図2に加圧軸に垂直な面についての試料表面の気孔分布を示す。従来法で作成した試料では気孔が成長し、比較的粒界に多く分布しているのに対し、SPS試料では作成時から含まれていた粒内の微細な気孔がそのまま残っていることがわかる。SPSによる低温、短時間焼結のため、このように微細構造に大きな違いが見られた。
また加圧焼結であるため圧縮方向への気孔形状の変化があると考え、断面方向についても観察を行ったが、気孔形状の変化はとくに見られなかった。

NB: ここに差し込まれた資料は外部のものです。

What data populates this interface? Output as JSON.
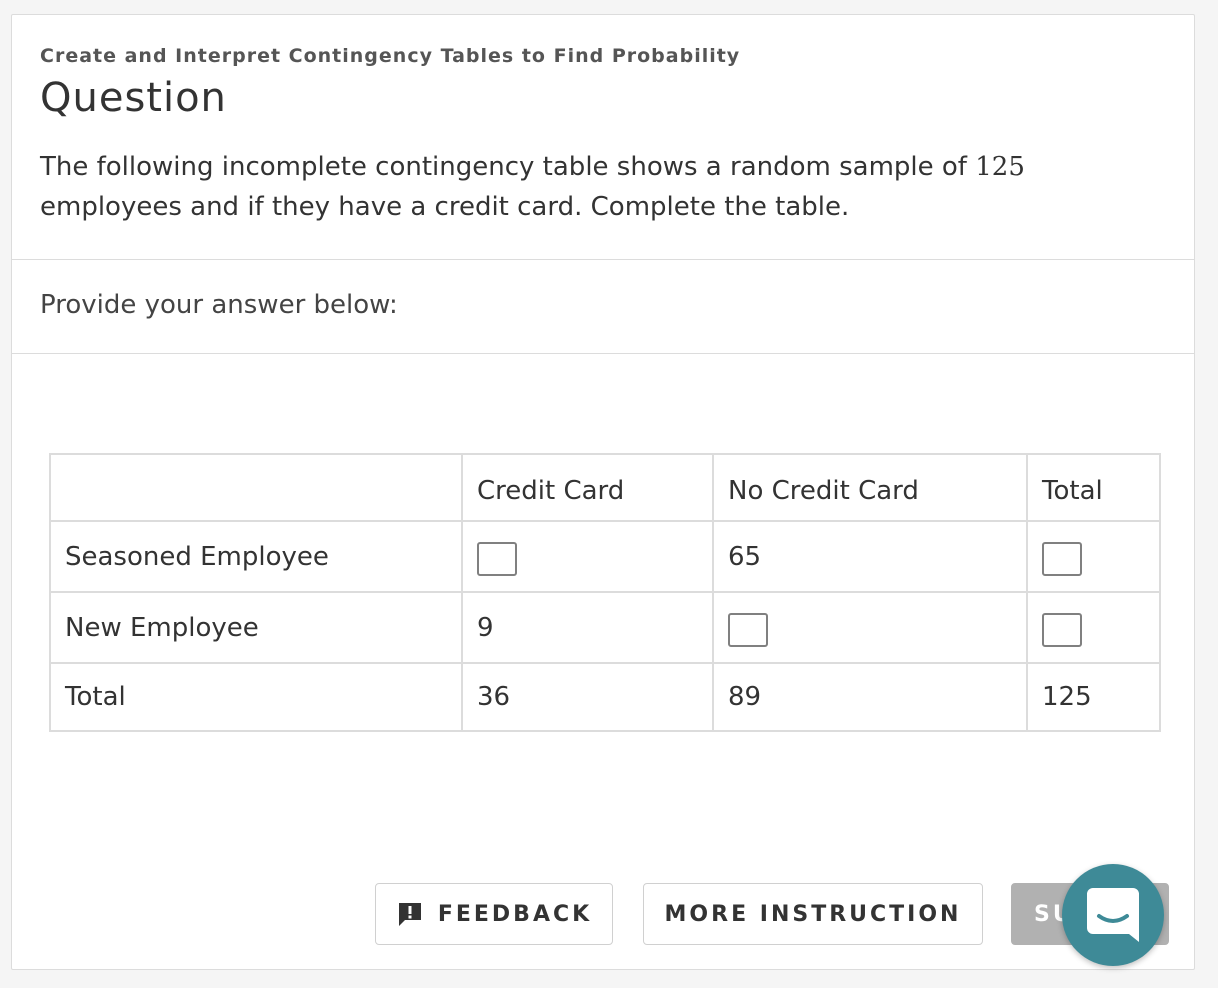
{
  "card": {
    "subtitle": "Create and Interpret Contingency Tables to Find Probability",
    "title": "Question",
    "question_part1": "The following incomplete contingency table shows a random sample of ",
    "question_number": "125",
    "question_part2": " employees and if they have a credit card. Complete the table.",
    "answer_label": "Provide your answer below:"
  },
  "table": {
    "headers": [
      "",
      "Credit Card",
      "No Credit Card",
      "Total"
    ],
    "rows": [
      {
        "label": "Seasoned Employee",
        "credit_card": "",
        "no_credit_card": "65",
        "total": ""
      },
      {
        "label": "New Employee",
        "credit_card": "9",
        "no_credit_card": "",
        "total": ""
      },
      {
        "label": "Total",
        "credit_card": "36",
        "no_credit_card": "89",
        "total": "125"
      }
    ]
  },
  "footer": {
    "feedback_label": "FEEDBACK",
    "more_instruction_label": "MORE INSTRUCTION",
    "submit_label": "SU"
  },
  "colors": {
    "submit_bg": "#b1b1b1",
    "chat_bg": "#3e8a97"
  },
  "icons": {
    "feedback": "feedback-icon",
    "chat": "chat-icon"
  }
}
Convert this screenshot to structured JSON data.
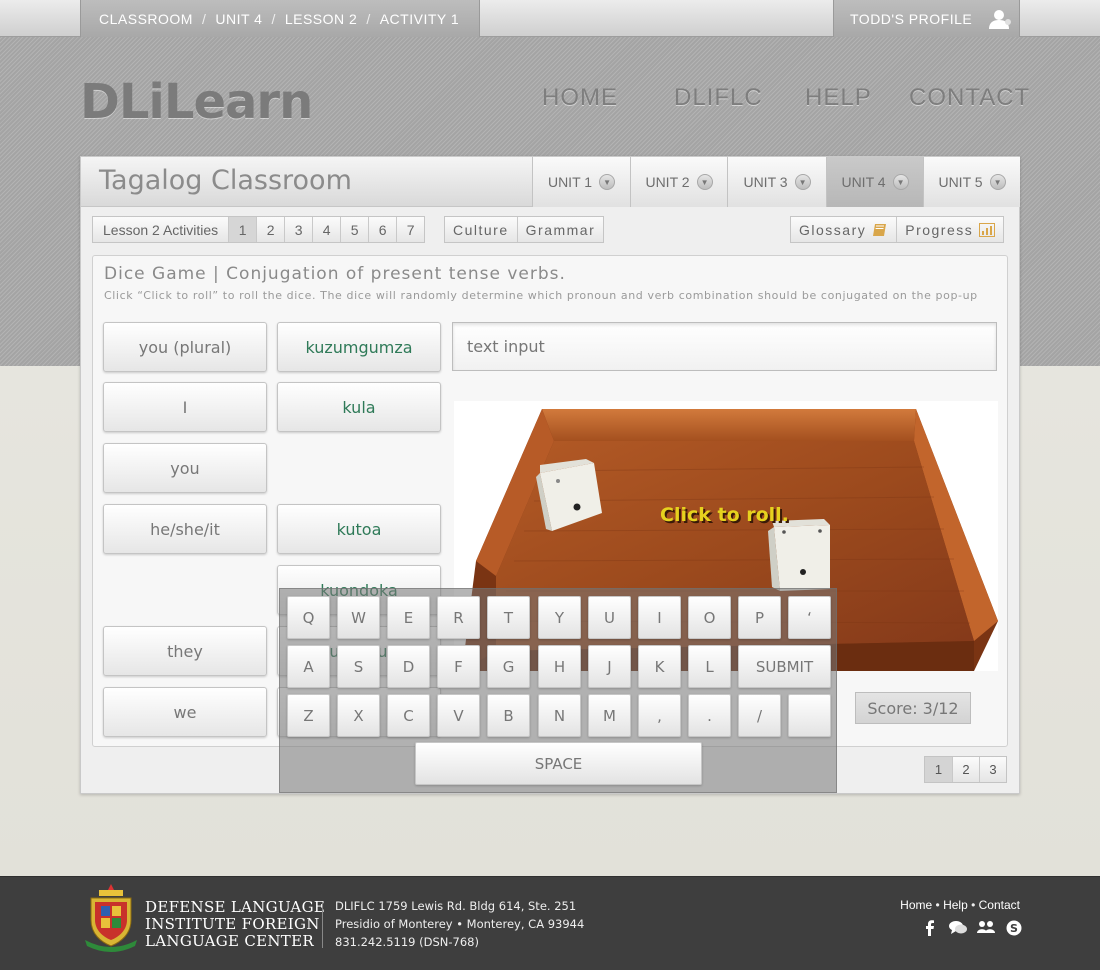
{
  "topbar": {
    "breadcrumb": [
      "CLASSROOM",
      "UNIT 4",
      "LESSON 2",
      "ACTIVITY 1"
    ],
    "breadcrumb_separator": "/",
    "profile_label": "TODD'S PROFILE",
    "profile_icon": "user-icon"
  },
  "logo": "DLiLearn",
  "nav": [
    "HOME",
    "DLIFLC",
    "HELP",
    "CONTACT"
  ],
  "classroom": {
    "title": "Tagalog Classroom",
    "units": [
      {
        "label": "UNIT 1",
        "active": false
      },
      {
        "label": "UNIT 2",
        "active": false
      },
      {
        "label": "UNIT 3",
        "active": false
      },
      {
        "label": "UNIT 4",
        "active": true
      },
      {
        "label": "UNIT 5",
        "active": false
      }
    ]
  },
  "activities_bar": {
    "lesson_label": "Lesson 2  Activities",
    "numbers": [
      "1",
      "2",
      "3",
      "4",
      "5",
      "6",
      "7"
    ],
    "selected": "1",
    "culture": "Culture",
    "grammar": "Grammar",
    "glossary": "Glossary",
    "progress": "Progress",
    "glossary_icon": "book-icon",
    "progress_icon": "bar-chart-icon"
  },
  "activity": {
    "title": "Dice Game | Conjugation of present tense verbs.",
    "description": "Click “Click to roll” to roll the dice. The dice will randomly determine which pronoun and verb combination should be conjugated on the pop-up",
    "pronouns": [
      "you (plural)",
      "I",
      "you",
      "he/she/it",
      "they",
      "we"
    ],
    "verbs": [
      "kuzumgumza",
      "kula",
      "kutoa",
      "kuondoka",
      "kuchukua"
    ],
    "text_input_value": "text input",
    "dice_caption": "Click to roll.",
    "score": "Score: 3/12"
  },
  "pager": {
    "pages": [
      "1",
      "2",
      "3"
    ],
    "selected": "1"
  },
  "keyboard": {
    "row1": [
      "Q",
      "W",
      "E",
      "R",
      "T",
      "Y",
      "U",
      "I",
      "O",
      "P",
      "‘"
    ],
    "row2": [
      "A",
      "S",
      "D",
      "F",
      "G",
      "H",
      "J",
      "K",
      "L"
    ],
    "submit": "SUBMIT",
    "row3": [
      "Z",
      "X",
      "C",
      "V",
      "B",
      "N",
      "M",
      ",",
      ".",
      "/",
      ""
    ],
    "space": "SPACE"
  },
  "footer": {
    "institute": [
      "DEFENSE LANGUAGE",
      "INSTITUTE FOREIGN",
      "LANGUAGE CENTER"
    ],
    "address": [
      "DLIFLC 1759 Lewis Rd. Bldg 614, Ste. 251",
      "Presidio of Monterey • Monterey, CA 93944",
      "831.242.5119 (DSN-768)"
    ],
    "links": [
      "Home",
      "Help",
      "Contact"
    ],
    "link_separator": "•",
    "social_icons": [
      "facebook-icon",
      "chat-icon",
      "group-icon",
      "skype-icon"
    ]
  },
  "colors": {
    "verb_text": "#2f7a58",
    "dice_caption": "#e6d21e",
    "footer_bg": "#3e3e3e"
  }
}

UNの他にも、加速器駆動核変換システムにおいて窒化物燃料の希釈材として考えられているTiNとZrN、またFPやMAの模擬材としてNdNとDyNについても焼結を行ったところ、いずれも粉砕処理、焼結助剤の添加なしに比較的低い焼結温度で90 %T.D.以上の高い試料密度が得られている。SPS法は加圧による粒の配向がわずかに起こるものの、物性をほぼ保ちつつ容易に高密度試料を得ることができる焼結法であり、この特徴から特に窒化物燃料の焼結に適していることが確かめられた。